I’m using this in work, and I’m having to explain it a lot, so I’m writing this entry to help myself clarify and simplify my personal understanding of this principle, as well as to have a place to send people who ask.
Pearson’s Correlation Coefficient (r, for samples) is the degree and direction of relation between two variables and ranges from perfect positive correlation (1.0) through no correlation (0.0) to perfect negative correlation (-1.0). If the correlation is positive, the first variable increases or decrease as the second increases or decreases. If the correlation negative, the first variable increases as second variable decreases and vice-versa.

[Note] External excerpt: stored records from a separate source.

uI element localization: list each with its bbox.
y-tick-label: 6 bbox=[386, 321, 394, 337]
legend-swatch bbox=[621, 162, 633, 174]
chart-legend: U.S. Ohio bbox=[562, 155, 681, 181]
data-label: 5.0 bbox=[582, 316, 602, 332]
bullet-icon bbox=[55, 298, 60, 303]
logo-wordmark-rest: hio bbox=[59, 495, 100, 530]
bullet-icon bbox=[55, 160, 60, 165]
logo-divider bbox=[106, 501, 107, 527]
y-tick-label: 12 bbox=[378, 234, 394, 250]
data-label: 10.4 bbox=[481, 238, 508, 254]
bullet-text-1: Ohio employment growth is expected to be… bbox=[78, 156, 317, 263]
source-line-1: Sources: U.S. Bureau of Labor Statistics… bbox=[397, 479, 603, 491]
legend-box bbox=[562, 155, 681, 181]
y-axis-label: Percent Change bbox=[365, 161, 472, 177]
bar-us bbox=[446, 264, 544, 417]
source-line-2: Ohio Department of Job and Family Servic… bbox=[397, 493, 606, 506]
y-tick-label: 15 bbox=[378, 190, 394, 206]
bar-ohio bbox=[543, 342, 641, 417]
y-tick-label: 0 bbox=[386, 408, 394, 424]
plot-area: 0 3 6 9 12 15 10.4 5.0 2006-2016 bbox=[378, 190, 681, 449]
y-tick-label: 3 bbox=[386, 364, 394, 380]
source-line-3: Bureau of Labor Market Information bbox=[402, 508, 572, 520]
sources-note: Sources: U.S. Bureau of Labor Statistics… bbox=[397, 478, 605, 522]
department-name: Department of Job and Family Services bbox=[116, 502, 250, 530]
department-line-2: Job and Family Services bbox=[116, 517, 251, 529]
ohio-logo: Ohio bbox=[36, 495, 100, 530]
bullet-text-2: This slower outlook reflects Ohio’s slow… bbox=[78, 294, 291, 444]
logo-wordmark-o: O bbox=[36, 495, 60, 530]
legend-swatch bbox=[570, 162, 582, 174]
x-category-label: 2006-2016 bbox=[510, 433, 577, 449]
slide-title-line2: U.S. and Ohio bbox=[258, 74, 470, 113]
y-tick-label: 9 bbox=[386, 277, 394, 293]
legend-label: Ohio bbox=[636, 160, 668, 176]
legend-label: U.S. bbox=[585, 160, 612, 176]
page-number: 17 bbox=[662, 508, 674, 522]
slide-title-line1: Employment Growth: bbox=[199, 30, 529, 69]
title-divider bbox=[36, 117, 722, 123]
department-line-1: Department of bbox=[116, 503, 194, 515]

Correlation can be understood, to an extent, by rank order of the first and second variables. If Johnny and Jane score 75% and 80% respectively on a pretest, and then 85% and 95% respectively on the post test, r would be a perfect 1.0 because Johnny’s score was lower in both cases. This would hold true even if Johnny scores 94% (still lower than Jane’s) on the post test, but not if his post test score exceeds Jane’s. At that point, r is a perfect -1.0. With only two cases, r will always be 1.0 or -1.0, but of course, such clear cases are rare.

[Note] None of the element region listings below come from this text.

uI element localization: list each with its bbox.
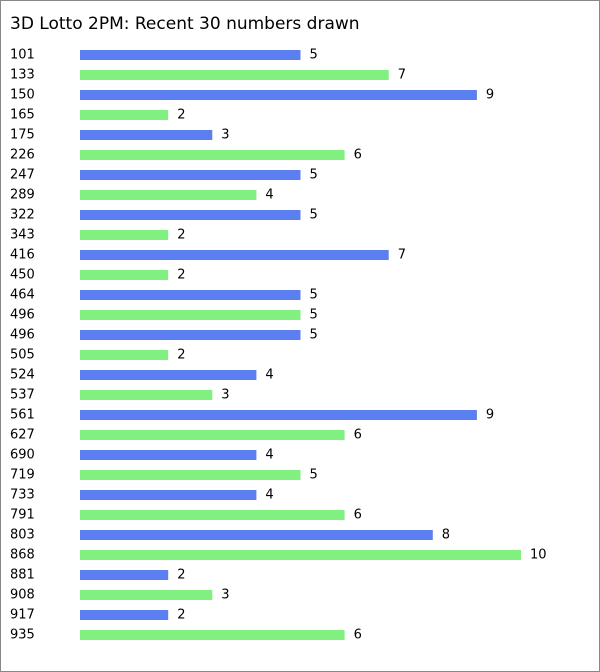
value-label: 7 (398, 68, 406, 83)
value-label: 4 (265, 188, 273, 203)
bar (80, 190, 257, 200)
y-tick-label: 165 (10, 108, 35, 123)
value-label: 9 (486, 408, 494, 423)
y-tick-label: 733 (10, 488, 35, 503)
y-tick-label: 322 (10, 208, 35, 223)
value-label: 5 (310, 208, 318, 223)
y-tick-label: 561 (10, 408, 35, 423)
y-tick-label: 537 (10, 388, 35, 403)
value-label: 2 (177, 608, 185, 623)
bar (80, 430, 345, 440)
value-label: 7 (398, 248, 406, 263)
y-tick-label: 416 (10, 248, 35, 263)
y-tick-label: 247 (10, 168, 35, 183)
y-tick-label: 496 (10, 328, 35, 343)
bar (80, 50, 301, 60)
y-tick-label: 627 (10, 428, 35, 443)
y-tick-label: 175 (10, 128, 35, 143)
bar (80, 250, 389, 260)
chart-title: 3D Lotto 2PM: Recent 30 numbers drawn (10, 14, 360, 34)
bar (80, 610, 169, 620)
bar (80, 130, 213, 140)
y-tick-label: 150 (10, 88, 35, 103)
value-label: 8 (442, 528, 450, 543)
y-tick-label: 690 (10, 448, 35, 463)
y-tick-label: 908 (10, 588, 35, 603)
y-tick-label: 917 (10, 608, 35, 623)
value-label: 5 (310, 328, 318, 343)
value-label: 2 (177, 348, 185, 363)
value-label: 3 (221, 128, 229, 143)
bar (80, 390, 213, 400)
y-tick-label: 868 (10, 548, 35, 563)
y-tick-label: 719 (10, 468, 35, 483)
bar (80, 70, 389, 80)
y-tick-label: 505 (10, 348, 35, 363)
y-tick-label: 496 (10, 308, 35, 323)
value-label: 3 (221, 588, 229, 603)
bar (80, 290, 301, 300)
value-label: 6 (354, 148, 362, 163)
value-label: 6 (354, 428, 362, 443)
value-label: 10 (530, 548, 547, 563)
y-tick-label: 343 (10, 228, 35, 243)
bar (80, 370, 257, 380)
y-tick-label: 524 (10, 368, 35, 383)
bar (80, 450, 257, 460)
value-label: 2 (177, 268, 185, 283)
bar (80, 110, 169, 120)
y-tick-label: 133 (10, 68, 35, 83)
value-label: 2 (177, 108, 185, 123)
value-label: 6 (354, 508, 362, 523)
y-tick-label: 450 (10, 268, 35, 283)
value-label: 5 (310, 48, 318, 63)
bar (80, 510, 345, 520)
value-label: 5 (310, 288, 318, 303)
bar (80, 410, 477, 420)
y-tick-label: 289 (10, 188, 35, 203)
value-label: 3 (221, 388, 229, 403)
bar (80, 590, 213, 600)
bar (80, 210, 301, 220)
bar (80, 470, 301, 480)
bar (80, 490, 257, 500)
value-label: 5 (310, 308, 318, 323)
bar (80, 310, 301, 320)
bar (80, 230, 169, 240)
bar (80, 630, 345, 640)
y-tick-label: 935 (10, 628, 35, 643)
value-label: 4 (265, 368, 273, 383)
value-label: 2 (177, 568, 185, 583)
bar (80, 270, 169, 280)
bar (80, 570, 169, 580)
bar (80, 90, 477, 100)
value-label: 2 (177, 228, 185, 243)
value-label: 4 (265, 448, 273, 463)
y-tick-label: 226 (10, 148, 35, 163)
bar (80, 330, 301, 340)
value-label: 9 (486, 88, 494, 103)
y-tick-label: 464 (10, 288, 35, 303)
bar (80, 350, 169, 360)
y-tick-label: 881 (10, 568, 35, 583)
y-tick-label: 791 (10, 508, 35, 523)
bar (80, 530, 433, 540)
y-tick-label: 101 (10, 48, 35, 63)
bar (80, 170, 301, 180)
value-label: 6 (354, 628, 362, 643)
value-label: 5 (310, 468, 318, 483)
bar (80, 550, 521, 560)
y-tick-label: 803 (10, 528, 35, 543)
value-label: 5 (310, 168, 318, 183)
bar (80, 150, 345, 160)
value-label: 4 (265, 488, 273, 503)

Extreme r can be visualize through plotting a line for each case from their first variable value to their second variable value. Here are three graphs for simplistic 1.0, 0.0, and -1.0 correlations. It’s a bit more difficult to spot non-extreme correlations with large numbers of cases:
166 cases, r= .71
166 cases, r= -.70
166 cases, r= -.13
For a real world, example, we looked at two variables (intensity of study and score on admissions test) for 166 Middle East language students. We found there to be basically no correlation between the two variables (r=-.04) Here’s the graph, and a close up of the chaos.
Notes:
It’s cliché, but correlation does not mean causation. The sun coming up may correlate with an increase in sewer pressure, but the sun has little direct effect on this. All r indicates is how to variables relate to each other, not what causes this.
I once heard an M.D. on the news say, “80% of type-2 diabetics are obese, so it doesn’t take a Ph.D. to see the connection.” Well, actually, I guess it does. A Ph.D. (sh|w)ould point out that the two conditions may actually be caused by a third, present in both cases. (I’m not saying obesity doesn’t lead to diabetes, just that this statement was not a good argument for it.) Sadly, we, as a society are conditioned to think in terms of percentages, “grade levels”, etc. And very few of us are not convinced by their face validity.

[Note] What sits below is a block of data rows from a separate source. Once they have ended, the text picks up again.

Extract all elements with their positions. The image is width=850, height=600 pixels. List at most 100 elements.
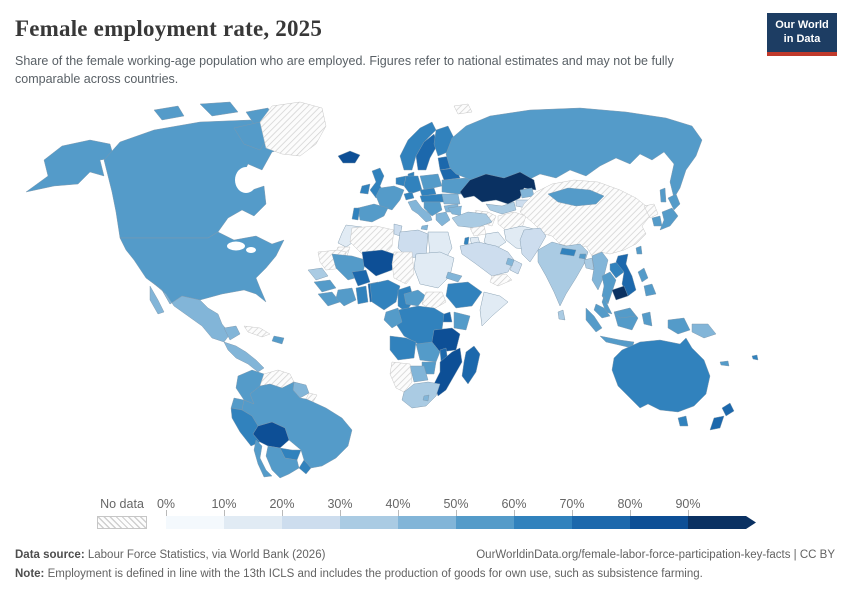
country-thailand[interactable] <box>601 271 617 305</box>
country-papua-new-guinea[interactable] <box>691 323 717 339</box>
country-switzerland[interactable] <box>403 191 415 201</box>
country-central-america[interactable] <box>223 341 265 373</box>
country-taiwan[interactable] <box>635 245 643 255</box>
country-argentina[interactable] <box>265 445 300 479</box>
country-svalbard[interactable] <box>453 103 473 115</box>
country-chile[interactable] <box>253 439 273 478</box>
country-iceland[interactable] <box>337 150 361 164</box>
country-australia[interactable] <box>611 337 711 413</box>
country-philippines[interactable] <box>637 267 649 283</box>
country-ivory-coast[interactable] <box>335 287 357 307</box>
country-greece[interactable] <box>435 211 451 227</box>
country-angola[interactable] <box>389 335 417 361</box>
country-balkans[interactable] <box>423 201 443 217</box>
country-portugal[interactable] <box>351 207 361 221</box>
country-hispaniola[interactable] <box>271 335 285 345</box>
country-saudi-arabia[interactable] <box>459 241 515 277</box>
country-indonesia-java[interactable] <box>599 335 635 349</box>
country-china[interactable] <box>519 179 651 257</box>
canonical-link[interactable]: OurWorldinData.org/female-labor-force-pa… <box>476 549 835 561</box>
country-ethiopia[interactable] <box>445 281 483 309</box>
country-guinea[interactable] <box>313 279 337 293</box>
country-czechia[interactable] <box>419 187 437 197</box>
country-kazakhstan[interactable] <box>459 171 537 205</box>
country-egypt[interactable] <box>427 231 453 259</box>
country-russia-sakhalin[interactable] <box>659 187 667 203</box>
country-thailand-peninsula[interactable] <box>601 295 613 315</box>
country-cuba[interactable] <box>243 325 271 338</box>
country-israel[interactable] <box>463 236 470 246</box>
legend-bin-20-30%[interactable] <box>282 516 340 529</box>
country-senegal[interactable] <box>307 267 329 281</box>
country-usa[interactable] <box>119 231 285 305</box>
legend-no-data-swatch[interactable] <box>97 516 147 529</box>
country-italy[interactable] <box>407 199 433 223</box>
country-uae[interactable] <box>505 257 515 267</box>
country-malaysia-borneo[interactable] <box>613 307 637 319</box>
country-sri-lanka[interactable] <box>557 309 566 321</box>
country-philippines[interactable] <box>643 283 657 297</box>
country-south-africa[interactable] <box>401 381 441 409</box>
country-zambia[interactable] <box>415 341 441 363</box>
country-nigeria[interactable] <box>369 279 401 311</box>
country-madagascar[interactable] <box>461 345 481 385</box>
country-mexico-baja[interactable] <box>149 285 165 315</box>
country-germany[interactable] <box>403 175 423 195</box>
country-new-zealand-south[interactable] <box>709 415 725 431</box>
country-mozambique[interactable] <box>433 347 463 397</box>
country-greenland[interactable] <box>259 101 327 157</box>
country-cambodia[interactable] <box>611 285 629 301</box>
country-tasmania[interactable] <box>677 415 689 427</box>
country-alaska[interactable] <box>25 139 115 193</box>
country-ireland[interactable] <box>359 183 371 195</box>
country-yemen[interactable] <box>489 273 513 287</box>
country-mongolia[interactable] <box>547 187 605 207</box>
country-sudan[interactable] <box>413 251 455 289</box>
country-france[interactable] <box>375 185 405 211</box>
country-malaysia[interactable] <box>593 303 611 319</box>
country-poland[interactable] <box>419 173 443 191</box>
country-kenya[interactable] <box>453 311 471 331</box>
legend-bin-80-90%[interactable] <box>630 516 688 529</box>
country-ghana[interactable] <box>355 285 369 305</box>
country-north-korea[interactable] <box>643 203 659 219</box>
legend-bin-10-20%[interactable] <box>224 516 282 529</box>
country-niger[interactable] <box>361 249 395 277</box>
country-uruguay[interactable] <box>298 459 312 475</box>
legend-bin-40-50%[interactable] <box>398 516 456 529</box>
legend-bin-70-80%[interactable] <box>572 516 630 529</box>
country-chad[interactable] <box>391 251 415 285</box>
country-burkina-faso[interactable] <box>351 269 371 287</box>
country-new-caledonia[interactable] <box>719 360 730 367</box>
country-new-zealand-north[interactable] <box>721 402 735 417</box>
country-nepal[interactable] <box>559 247 577 257</box>
country-indonesia-sulawesi[interactable] <box>641 311 653 327</box>
legend-bin-0-10%[interactable] <box>166 516 224 529</box>
legend-bin-50-60%[interactable] <box>456 516 514 529</box>
country-benelux[interactable] <box>395 175 407 187</box>
country-indonesia-sumatra[interactable] <box>585 307 603 333</box>
country-eritrea[interactable] <box>445 271 463 283</box>
country-pakistan[interactable] <box>519 227 547 263</box>
country-sweden[interactable] <box>415 133 439 171</box>
owid-logo[interactable]: Our World in Data <box>767 13 837 56</box>
country-myanmar[interactable] <box>591 251 609 291</box>
country-botswana[interactable] <box>409 365 429 383</box>
country-japan-hokkaido[interactable] <box>667 193 681 211</box>
country-south-korea[interactable] <box>651 215 663 227</box>
country-mexico-yucatan[interactable] <box>223 325 241 341</box>
country-namibia[interactable] <box>389 361 413 393</box>
country-fiji[interactable] <box>751 354 759 361</box>
country-japan[interactable] <box>659 207 679 231</box>
country-central-african-republic[interactable] <box>403 289 427 307</box>
country-bhutan[interactable] <box>578 253 587 260</box>
country-india[interactable] <box>537 241 589 307</box>
country-canada-arctic[interactable] <box>153 105 185 121</box>
country-canada-arctic[interactable] <box>199 101 239 117</box>
country-spain[interactable] <box>357 203 389 223</box>
legend-bin-30-40%[interactable] <box>340 516 398 529</box>
country-congo-gabon[interactable] <box>383 307 403 329</box>
country-norway[interactable] <box>399 121 437 171</box>
legend-bin-90%+[interactable] <box>688 516 756 529</box>
country-romania[interactable] <box>441 193 461 205</box>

Correlation cannot be determined if the sample size is 1, because the standard deviation of a single sample is 0 and to compute correlation, one must divide by the standard deviation, and one cannot divide by 0.
r can be tested for significance, but its square is often considered more important because it can be interpreted as the percentage of variance in the second variable that can be accounted for by the first (and vice-versa). Thus, r2, is called the coefficient of determination.